Right, I was responding to Dreaded_Anomaly's argument that interesting things tend not to be caused by agenty things, which was intended as a counterargument to my observation that interesting things tend to be caused by agenty things. The exchange was unrelated to the argument about the relatively (ab)normal interestingness of this universe. I think that is probably the reason for the downvotes on my comment, since without that misinterpretation it seems overwhelmingly correct.
Edit: Actually, I misinterpreted the point of Dreaded_Anomaly's argument, see above.
I'm not sure how an especially interesting time (improbable or otherwise) occurring ~13.7 billion years after the universe began implies the existence of God.
Ack! Watch out for that most classic of statistical mistakes: seeing something interesting happen, going back and calculating the probability of that specific thing (rather than interesting things in general!) having happened, seeing that that probability is small, and going "Ahah, this is hardly likely to have happened by chance, therefore there's probably something else involved."
In this case, I think Fun Theory specifies that there are an enormous number of really interesting things, each of minuscule individual probability, but highly likely as an aggregate.

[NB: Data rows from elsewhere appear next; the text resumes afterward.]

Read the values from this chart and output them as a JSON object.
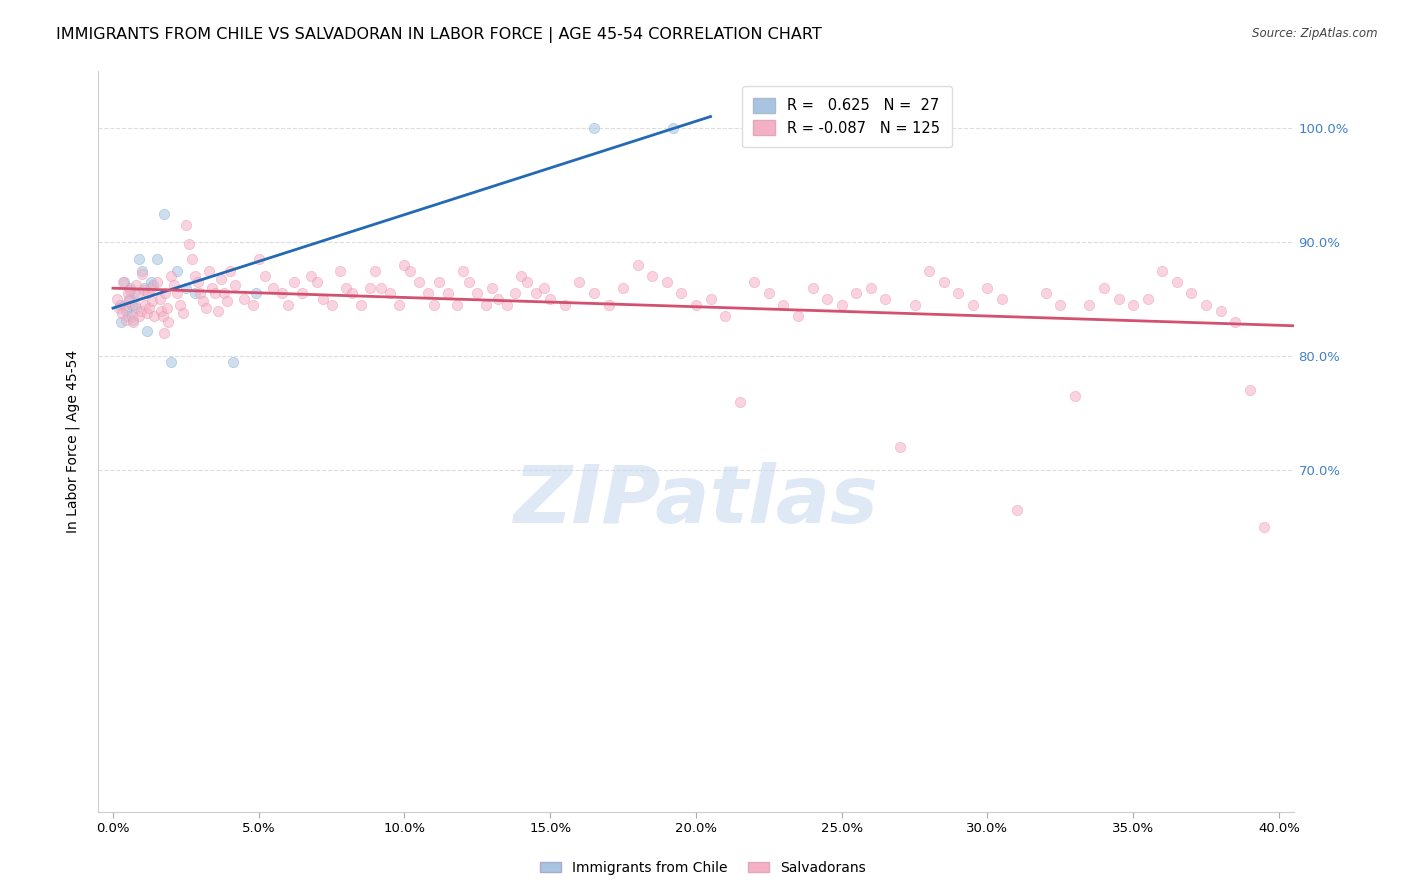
{
  "title": "IMMIGRANTS FROM CHILE VS SALVADORAN IN LABOR FORCE | AGE 45-54 CORRELATION CHART",
  "source": "Source: ZipAtlas.com",
  "ylabel": "In Labor Force | Age 45-54",
  "x_tick_labels": [
    "0.0%",
    "5.0%",
    "10.0%",
    "15.0%",
    "20.0%",
    "25.0%",
    "30.0%",
    "35.0%",
    "40.0%"
  ],
  "x_tick_values": [
    0.0,
    5.0,
    10.0,
    15.0,
    20.0,
    25.0,
    30.0,
    35.0,
    40.0
  ],
  "y_tick_labels": [
    "100.0%",
    "90.0%",
    "80.0%",
    "70.0%"
  ],
  "y_tick_values": [
    100.0,
    90.0,
    80.0,
    70.0
  ],
  "xlim": [
    -0.5,
    40.5
  ],
  "ylim": [
    40.0,
    105.0
  ],
  "watermark": "ZIPatlas",
  "blue_scatter_color": "#a8c4e0",
  "blue_edge_color": "#7aaace",
  "pink_scatter_color": "#f5b0c5",
  "pink_edge_color": "#e890aa",
  "blue_line_color": "#2469b3",
  "pink_line_color": "#d45070",
  "background_color": "#ffffff",
  "grid_color": "#dddddd",
  "title_fontsize": 11.5,
  "axis_label_fontsize": 10,
  "tick_fontsize": 9.5,
  "right_y_tick_color": "#4080cc",
  "scatter_size": 55,
  "scatter_alpha": 0.55,
  "blue_points": [
    [
      0.23,
      84.5
    ],
    [
      0.28,
      83.0
    ],
    [
      0.38,
      86.5
    ],
    [
      0.45,
      84.0
    ],
    [
      0.5,
      83.5
    ],
    [
      0.55,
      85.0
    ],
    [
      0.6,
      86.0
    ],
    [
      0.65,
      84.5
    ],
    [
      0.68,
      83.2
    ],
    [
      0.72,
      85.5
    ],
    [
      0.8,
      84.2
    ],
    [
      0.88,
      88.5
    ],
    [
      1.0,
      87.5
    ],
    [
      1.05,
      86.0
    ],
    [
      1.15,
      82.2
    ],
    [
      1.3,
      86.5
    ],
    [
      1.38,
      86.2
    ],
    [
      1.5,
      88.5
    ],
    [
      1.75,
      92.5
    ],
    [
      2.0,
      79.5
    ],
    [
      2.2,
      87.5
    ],
    [
      2.5,
      86.0
    ],
    [
      2.8,
      85.5
    ],
    [
      4.1,
      79.5
    ],
    [
      4.9,
      85.5
    ],
    [
      16.5,
      100.0
    ],
    [
      19.2,
      100.0
    ]
  ],
  "pink_points": [
    [
      0.15,
      85.0
    ],
    [
      0.22,
      84.2
    ],
    [
      0.3,
      83.8
    ],
    [
      0.35,
      86.5
    ],
    [
      0.4,
      84.5
    ],
    [
      0.45,
      83.2
    ],
    [
      0.5,
      85.5
    ],
    [
      0.55,
      84.8
    ],
    [
      0.6,
      85.8
    ],
    [
      0.65,
      83.5
    ],
    [
      0.7,
      83.0
    ],
    [
      0.75,
      84.5
    ],
    [
      0.8,
      86.2
    ],
    [
      0.85,
      85.5
    ],
    [
      0.9,
      83.5
    ],
    [
      0.95,
      84.0
    ],
    [
      1.0,
      87.2
    ],
    [
      1.05,
      85.8
    ],
    [
      1.1,
      84.5
    ],
    [
      1.15,
      83.8
    ],
    [
      1.2,
      85.5
    ],
    [
      1.25,
      84.2
    ],
    [
      1.3,
      86.0
    ],
    [
      1.35,
      84.8
    ],
    [
      1.4,
      83.5
    ],
    [
      1.5,
      86.5
    ],
    [
      1.6,
      85.0
    ],
    [
      1.65,
      84.0
    ],
    [
      1.7,
      83.5
    ],
    [
      1.75,
      82.0
    ],
    [
      1.8,
      85.5
    ],
    [
      1.85,
      84.2
    ],
    [
      1.9,
      83.0
    ],
    [
      2.0,
      87.0
    ],
    [
      2.1,
      86.2
    ],
    [
      2.2,
      85.5
    ],
    [
      2.3,
      84.5
    ],
    [
      2.4,
      83.8
    ],
    [
      2.5,
      91.5
    ],
    [
      2.6,
      89.8
    ],
    [
      2.7,
      88.5
    ],
    [
      2.8,
      87.0
    ],
    [
      2.9,
      86.5
    ],
    [
      3.0,
      85.5
    ],
    [
      3.1,
      84.8
    ],
    [
      3.2,
      84.2
    ],
    [
      3.3,
      87.5
    ],
    [
      3.4,
      86.0
    ],
    [
      3.5,
      85.5
    ],
    [
      3.6,
      84.0
    ],
    [
      3.7,
      86.8
    ],
    [
      3.8,
      85.5
    ],
    [
      3.9,
      84.8
    ],
    [
      4.0,
      87.5
    ],
    [
      4.2,
      86.2
    ],
    [
      4.5,
      85.0
    ],
    [
      4.8,
      84.5
    ],
    [
      5.0,
      88.5
    ],
    [
      5.2,
      87.0
    ],
    [
      5.5,
      86.0
    ],
    [
      5.8,
      85.5
    ],
    [
      6.0,
      84.5
    ],
    [
      6.2,
      86.5
    ],
    [
      6.5,
      85.5
    ],
    [
      6.8,
      87.0
    ],
    [
      7.0,
      86.5
    ],
    [
      7.2,
      85.0
    ],
    [
      7.5,
      84.5
    ],
    [
      7.8,
      87.5
    ],
    [
      8.0,
      86.0
    ],
    [
      8.2,
      85.5
    ],
    [
      8.5,
      84.5
    ],
    [
      8.8,
      86.0
    ],
    [
      9.0,
      87.5
    ],
    [
      9.2,
      86.0
    ],
    [
      9.5,
      85.5
    ],
    [
      9.8,
      84.5
    ],
    [
      10.0,
      88.0
    ],
    [
      10.2,
      87.5
    ],
    [
      10.5,
      86.5
    ],
    [
      10.8,
      85.5
    ],
    [
      11.0,
      84.5
    ],
    [
      11.2,
      86.5
    ],
    [
      11.5,
      85.5
    ],
    [
      11.8,
      84.5
    ],
    [
      12.0,
      87.5
    ],
    [
      12.2,
      86.5
    ],
    [
      12.5,
      85.5
    ],
    [
      12.8,
      84.5
    ],
    [
      13.0,
      86.0
    ],
    [
      13.2,
      85.0
    ],
    [
      13.5,
      84.5
    ],
    [
      13.8,
      85.5
    ],
    [
      14.0,
      87.0
    ],
    [
      14.2,
      86.5
    ],
    [
      14.5,
      85.5
    ],
    [
      14.8,
      86.0
    ],
    [
      15.0,
      85.0
    ],
    [
      15.5,
      84.5
    ],
    [
      16.0,
      86.5
    ],
    [
      16.5,
      85.5
    ],
    [
      17.0,
      84.5
    ],
    [
      17.5,
      86.0
    ],
    [
      18.0,
      88.0
    ],
    [
      18.5,
      87.0
    ],
    [
      19.0,
      86.5
    ],
    [
      19.5,
      85.5
    ],
    [
      20.0,
      84.5
    ],
    [
      20.5,
      85.0
    ],
    [
      21.0,
      83.5
    ],
    [
      21.5,
      76.0
    ],
    [
      22.0,
      86.5
    ],
    [
      22.5,
      85.5
    ],
    [
      23.0,
      84.5
    ],
    [
      23.5,
      83.5
    ],
    [
      24.0,
      86.0
    ],
    [
      24.5,
      85.0
    ],
    [
      25.0,
      84.5
    ],
    [
      25.5,
      85.5
    ],
    [
      26.0,
      86.0
    ],
    [
      26.5,
      85.0
    ],
    [
      27.0,
      72.0
    ],
    [
      27.5,
      84.5
    ],
    [
      28.0,
      87.5
    ],
    [
      28.5,
      86.5
    ],
    [
      29.0,
      85.5
    ],
    [
      29.5,
      84.5
    ],
    [
      30.0,
      86.0
    ],
    [
      30.5,
      85.0
    ],
    [
      31.0,
      66.5
    ],
    [
      32.0,
      85.5
    ],
    [
      32.5,
      84.5
    ],
    [
      33.0,
      76.5
    ],
    [
      33.5,
      84.5
    ],
    [
      34.0,
      86.0
    ],
    [
      34.5,
      85.0
    ],
    [
      35.0,
      84.5
    ],
    [
      35.5,
      85.0
    ],
    [
      36.0,
      87.5
    ],
    [
      36.5,
      86.5
    ],
    [
      37.0,
      85.5
    ],
    [
      37.5,
      84.5
    ],
    [
      38.0,
      84.0
    ],
    [
      38.5,
      83.0
    ],
    [
      39.0,
      77.0
    ],
    [
      39.5,
      65.0
    ]
  ],
  "blue_trend_x": [
    0.0,
    20.5
  ],
  "pink_trend_x": [
    0.0,
    40.5
  ]
}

Of course. Good warning though.
Depends on personal standards of interest. I may be more interested in questions which I can imagine answering than ones whose anwer is a matter of speculation, even if the first class refers to small unimportant objects while the second speaks about the whole universe. Practically, finding out teapots orbiting Venus would have more tangible consequences than realising that "universe was caused by an agenty process" is true (when further properties of the agent remain unspecified). The feeling of grandness associated with learning the truth about the very beginning of the universe, when the truth is so vague that all anticipated expectations remain the same as before, doesn't count in my eyes.
Even if you forget heaven, hell, souls, miracles, prayer, religious morality and plethora of other things normally associated with theism (which I don't approve because confusion inevitably appears when words are redefined), and leave only "universe was created by an agenty process" (accepting that "universe" has some narrower meaning than "everything which exists"), you have to point out how can we, at least theoretically, test it. Else, it may not be closed for being definitely false, but still would be closed for being uninteresting.

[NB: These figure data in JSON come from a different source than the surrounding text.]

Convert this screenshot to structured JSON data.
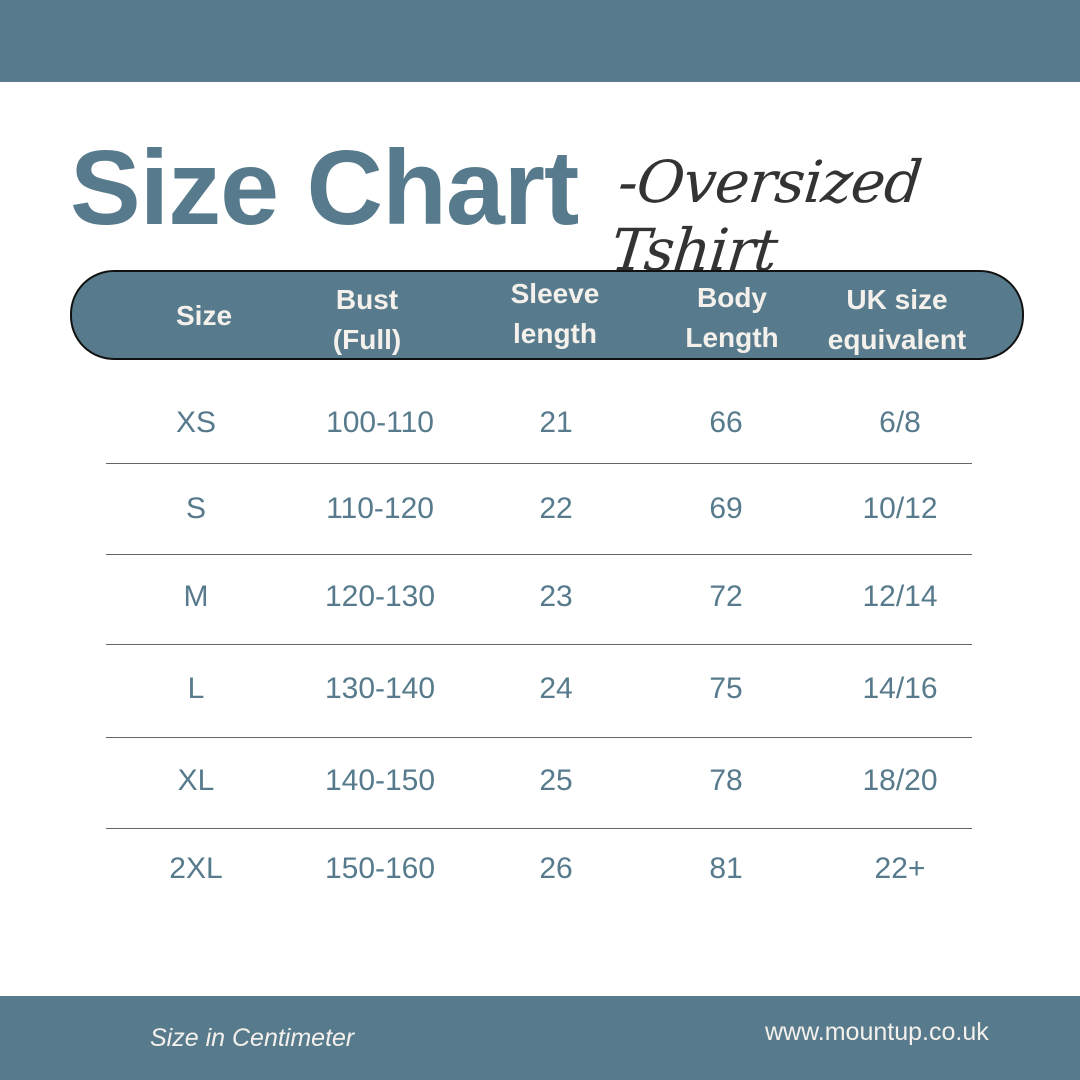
{
  "title": "Size Chart",
  "subtitle": "-Oversized Tshirt",
  "columns": [
    [
      "Size"
    ],
    [
      "Bust",
      "(Full)"
    ],
    [
      "Sleeve",
      "length"
    ],
    [
      "Body",
      "Length"
    ],
    [
      "UK size",
      "equivalent"
    ]
  ],
  "rows": [
    [
      "XS",
      "100-110",
      "21",
      "66",
      "6/8"
    ],
    [
      "S",
      "110-120",
      "22",
      "69",
      "10/12"
    ],
    [
      "M",
      "120-130",
      "23",
      "72",
      "12/14"
    ],
    [
      "L",
      "130-140",
      "24",
      "75",
      "14/16"
    ],
    [
      "XL",
      "140-150",
      "25",
      "78",
      "18/20"
    ],
    [
      "2XL",
      "150-160",
      "26",
      "81",
      "22+"
    ]
  ],
  "footer": {
    "unit_note": "Size in Centimeter",
    "website": "www.mountup.co.uk"
  },
  "colors": {
    "accent": "#577b8c",
    "header_text": "#f4f0ec"
  }
}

Evidence allows one to dissociate theories and rule out those incompatible with observational history.
The best current fit theory to our current observational history is the evolution of the universe from the Big Bang to now according to physics.
If you take that theory it also rather clearly shows a geometric acceleration of local complexity and predicts (vaguely) Singularity-type events as the normal endpoints of technological civilizations.

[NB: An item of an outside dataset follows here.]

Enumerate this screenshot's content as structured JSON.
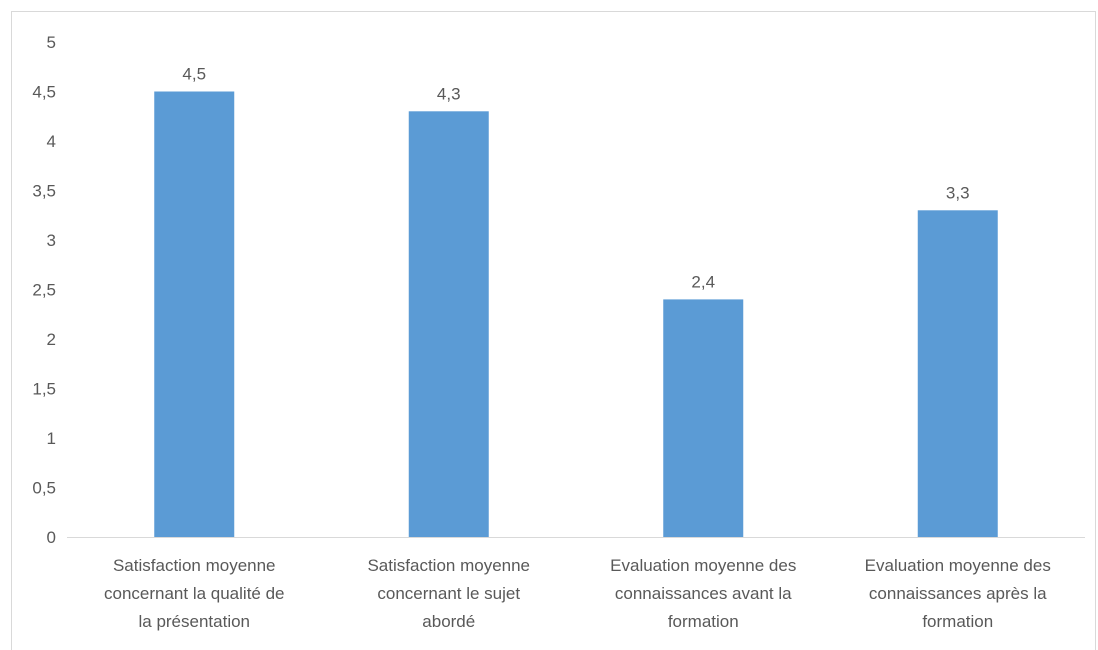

Thus the theory also necessarily predicts not one universe, but an entire set of universes embedded in a hierarchy starting with a physical parent universe.
Our current observational history is compatible with being in any of these pocket universes, and thus we are unlikely to be so lucky as to be in the one original parent universe.
Thus our universe in all likelihood was literally created by a super-intelligence in a parent universe.
We don't need any new evidence to support this conclusion, as it's merely an observation derived from our current best theory.